O cenário foi discutido à margem dos preparativos para o Grande Prémio da Áustria, com Wolff a sublinhar que o BoP — prática habitual nos campeonatos de resistência como o WEC, onde Toyota, Porsche e Audi foram directamente afectados — nunca teve lugar na Fórmula 1. O austríaco recordou que, na última corrida, o debate reacendeu-se após a FIA revelar o novo mecanismo ADUO (Additional Dynamometer Usage Opportunity) para apoiar fabricantes em desvantagem, como a Audi, Honda (em parceria com a Aston Martin) e até a Red Bull Powertrains, a partir de 2026. “Penso que foi um mecanismo de protecção, tal como era suposto, para evitar uma repetição do que aconteceu em 2014, quando um fabricante teve uma vantagem tão grande e dominou os testes e os resultados em pista”, afirmou Toto Wolff, referindo-se ao domínio inicial da Mercedes com os motores híbridos.
O chefe da Mercedes acrescentou: “Estávamos do lado positivo dessa situação, mas era isso que se pretendia evitar, sobretudo agora com a entrada de novos construtores como a Audi e, até certo ponto, a Honda com a Aston Martin e também a Red Bull, claro.” Wolff deixou claro que, apesar de aceitar pequenos ajustes de equidade — como o ADUO —, não admite a aplicação de um sistema de equilíbrio de performances como o utilizado em outras categorias. “Quando me falam em BoP, começo logo a ficar com urticária. É algo de que a Fórmula 1 deve manter-se bem afastada”, frisou o austríaco.
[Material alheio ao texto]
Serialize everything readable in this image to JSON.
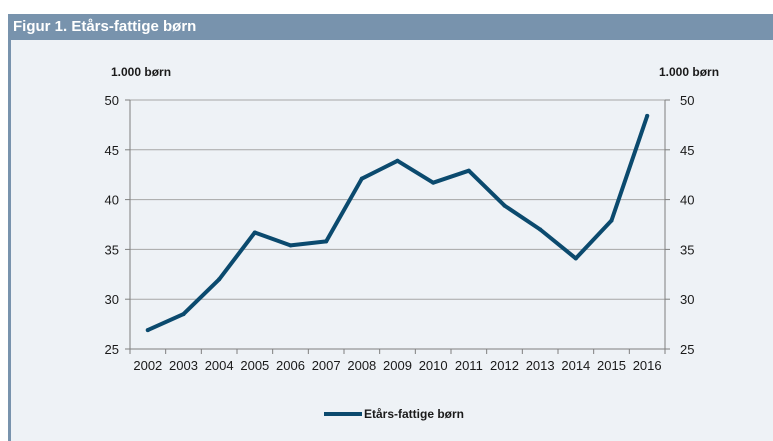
{
  "figure": {
    "title": "Figur 1. Etårs-fattige børn"
  },
  "chart_data": {
    "type": "line",
    "title": "Figur 1. Etårs-fattige børn",
    "y_unit_label_left": "1.000  børn",
    "y_unit_label_right": "1.000  børn",
    "categories": [
      "2002",
      "2003",
      "2004",
      "2005",
      "2006",
      "2007",
      "2008",
      "2009",
      "2010",
      "2011",
      "2012",
      "2013",
      "2014",
      "2015",
      "2016"
    ],
    "series": [
      {
        "name": "Etårs-fattige børn",
        "color": "#0b4a6e",
        "values": [
          26.9,
          28.5,
          32.0,
          36.7,
          35.4,
          35.8,
          42.1,
          43.9,
          41.7,
          42.9,
          39.4,
          37.0,
          34.1,
          37.9,
          48.4
        ]
      }
    ],
    "ylim": [
      25,
      50
    ],
    "yticks": [
      25,
      30,
      35,
      40,
      45,
      50
    ],
    "secondary_y_axis": true,
    "grid": true,
    "legend": "bottom-center"
  }
}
Ainda segundo Wolff, o BoP é um “caos político em todas as outras disciplinas” e tem afastado fabricantes dos campeonatos. “Já estive muito perto disso, como podem imaginar, no DTM, nos GTs e em Le Mans”, explicou. O dirigente considera que, caso fosse necessário um mecanismo de afinação, este deveria limitar-se a garantir que nenhum fabricante de unidades motrizes ficasse completamente exposto. “Se houver um mecanismo que permita pequenos ajustes para garantir que ninguém fica embaraçado do lado dos motores, parece-me o caminho certo. Mas olhar para o BoP como se fosse uma solução milagrosa seria um erro. Basta ver que o BoP na aerodinâmica foi criado para uma situação completamente diferente”, concluiu.
As palavras de Wolff surgem num momento de grande tensão entre os principais intervenientes do paddock, com o desenvolvimento dos motores para 2026 a ser já motivo de debates acesos. A preocupação central é garantir que a entrada de novos fabricantes não distorce a competitividade natural da Fórmula 1, ao mesmo tempo que se evita a criação de mecanismos artificiais que possam desvirtuar o mérito técnico e desportivo das equipas mais bem preparadas.
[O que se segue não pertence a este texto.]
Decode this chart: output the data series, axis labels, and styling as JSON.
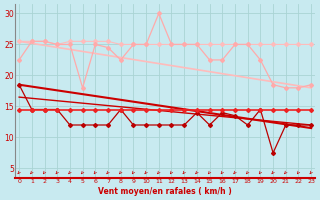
{
  "bg_color": "#c8eaf0",
  "grid_color": "#aad4d4",
  "xlabel": "Vent moyen/en rafales ( km/h )",
  "xlabel_color": "#cc0000",
  "ylabel_ticks": [
    5,
    10,
    15,
    20,
    25,
    30
  ],
  "xticks": [
    0,
    1,
    2,
    3,
    4,
    5,
    6,
    7,
    8,
    9,
    10,
    11,
    12,
    13,
    14,
    15,
    16,
    17,
    18,
    19,
    20,
    21,
    22,
    23
  ],
  "xlim": [
    -0.3,
    23.3
  ],
  "ylim": [
    3.5,
    31.5
  ],
  "tick_color": "#cc0000",
  "line_light_pink": {
    "x": [
      0,
      1,
      2,
      3,
      4,
      5,
      6,
      7,
      8,
      9,
      10,
      11,
      12,
      13,
      14,
      15,
      16,
      17,
      18,
      19,
      20,
      21,
      22,
      23
    ],
    "y": [
      22.5,
      25.5,
      25.5,
      25.0,
      25.0,
      18.0,
      25.0,
      24.5,
      22.5,
      25.0,
      25.0,
      30.0,
      25.0,
      25.0,
      25.0,
      22.5,
      22.5,
      25.0,
      25.0,
      22.5,
      18.5,
      18.0,
      18.0,
      18.5
    ],
    "color": "#ffaaaa",
    "lw": 0.9,
    "marker": "D",
    "ms": 2.0
  },
  "line_pink_upper": {
    "x": [
      0,
      1,
      2,
      3,
      4,
      5,
      6,
      7,
      8,
      9,
      10,
      11,
      12,
      13,
      14,
      15,
      16,
      17,
      18,
      19,
      20,
      21,
      22,
      23
    ],
    "y": [
      25.5,
      25.5,
      25.5,
      25.0,
      25.5,
      25.5,
      25.5,
      25.5,
      25.0,
      25.0,
      25.0,
      25.0,
      25.0,
      25.0,
      25.0,
      25.0,
      25.0,
      25.0,
      25.0,
      25.0,
      25.0,
      25.0,
      25.0,
      25.0
    ],
    "color": "#ffbbbb",
    "lw": 0.8,
    "marker": "D",
    "ms": 2.0
  },
  "line_pink_smooth": {
    "x": [
      0,
      23
    ],
    "y": [
      25.5,
      18.0
    ],
    "color": "#ffbbbb",
    "lw": 1.2,
    "marker": null
  },
  "line_red_flat": {
    "x": [
      0,
      1,
      2,
      3,
      4,
      5,
      6,
      7,
      8,
      9,
      10,
      11,
      12,
      13,
      14,
      15,
      16,
      17,
      18,
      19,
      20,
      21,
      22,
      23
    ],
    "y": [
      14.5,
      14.5,
      14.5,
      14.5,
      14.5,
      14.5,
      14.5,
      14.5,
      14.5,
      14.5,
      14.5,
      14.5,
      14.5,
      14.5,
      14.5,
      14.5,
      14.5,
      14.5,
      14.5,
      14.5,
      14.5,
      14.5,
      14.5,
      14.5
    ],
    "color": "#ee2222",
    "lw": 1.2,
    "marker": "D",
    "ms": 2.0
  },
  "line_red_decline": {
    "x": [
      0,
      23
    ],
    "y": [
      18.5,
      11.5
    ],
    "color": "#cc0000",
    "lw": 1.5,
    "marker": null
  },
  "line_dark_red": {
    "x": [
      0,
      1,
      2,
      3,
      4,
      5,
      6,
      7,
      8,
      9,
      10,
      11,
      12,
      13,
      14,
      15,
      16,
      17,
      18,
      19,
      20,
      21,
      22,
      23
    ],
    "y": [
      18.5,
      14.5,
      14.5,
      14.5,
      12.0,
      12.0,
      12.0,
      12.0,
      14.5,
      12.0,
      12.0,
      12.0,
      12.0,
      12.0,
      14.0,
      12.0,
      14.0,
      13.5,
      12.0,
      14.5,
      7.5,
      12.0,
      12.0,
      12.0
    ],
    "color": "#bb0000",
    "lw": 0.9,
    "marker": "D",
    "ms": 2.0
  },
  "line_red_decline2": {
    "x": [
      0,
      23
    ],
    "y": [
      16.5,
      12.0
    ],
    "color": "#cc0000",
    "lw": 1.0,
    "marker": null
  }
}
Com a aproximação do Grande Prémio da Áustria, a luta pelo título continua ao rubro, com a Mercedes a tentar recuperar terreno para a Red Bull e a Ferrari, e Lewis Hamilton a entrar novamente na luta pelo campeonato após uma série de resultados positivos. A Red Bull, por sua vez, procura um desempenho forte em casa para consolidar a liderança de Max Verstappen. O debate sobre o BoP poderá influenciar os bastidores das próximas semanas, mas para já, a prioridade de todas as equipas passa por maximizar o desempenho em pista e garantir que as próximas evoluções técnicas respeitam o ADN competitivo da Fórmula 1.
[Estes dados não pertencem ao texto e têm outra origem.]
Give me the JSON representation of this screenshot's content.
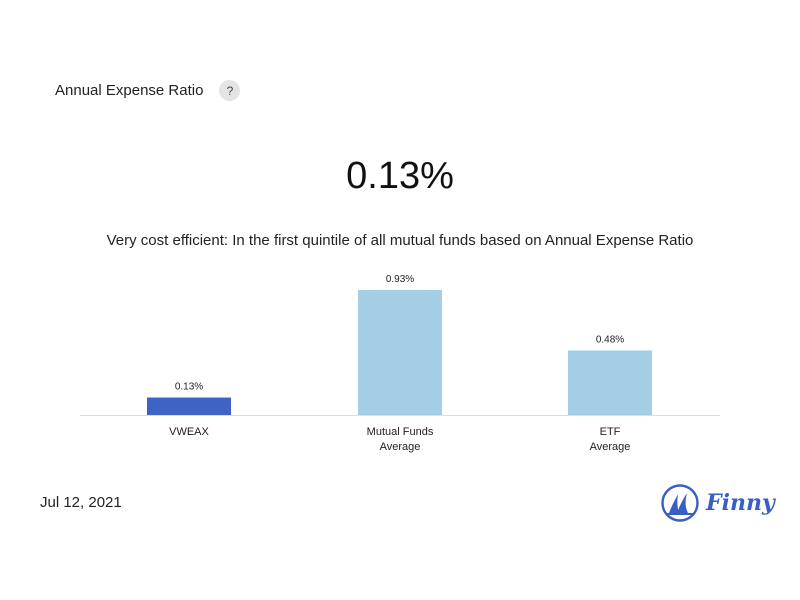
{
  "header": {
    "title": "Annual Expense Ratio",
    "help_label": "?"
  },
  "summary": {
    "value": "0.13%",
    "description": "Very cost efficient: In the first quintile of all mutual funds based on Annual Expense Ratio"
  },
  "footer": {
    "date": "Jul 12, 2021",
    "brand": "Finny"
  },
  "colors": {
    "highlight_bar": "#3f63c5",
    "other_bar": "#a4cde6",
    "axis": "#dddddd",
    "brand": "#3a5fc4"
  },
  "chart_data": {
    "type": "bar",
    "title": "Annual Expense Ratio",
    "categories": [
      [
        "VWEAX"
      ],
      [
        "Mutual Funds",
        "Average"
      ],
      [
        "ETF",
        "Average"
      ]
    ],
    "values": [
      0.13,
      0.93,
      0.48
    ],
    "value_labels": [
      "0.13%",
      "0.93%",
      "0.48%"
    ],
    "highlight_index": 0,
    "ylim": [
      0,
      0.93
    ],
    "xlabel": "",
    "ylabel": "",
    "grid": false
  }
}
A próxima ronda do campeonato será crucial para perceber se a Mercedes consegue manter o seu momento ascendente e se a Red Bull volta a impor a sua supremacia em Spielberg. O futuro dos regulamentos técnicos está longe de estar fechado, mas a posição firme de Toto Wolff deverá alimentar a discussão sobre até onde se deve ir na busca pelo equilíbrio entre inovação, justiça desportiva e espectáculo na Fórmula 1.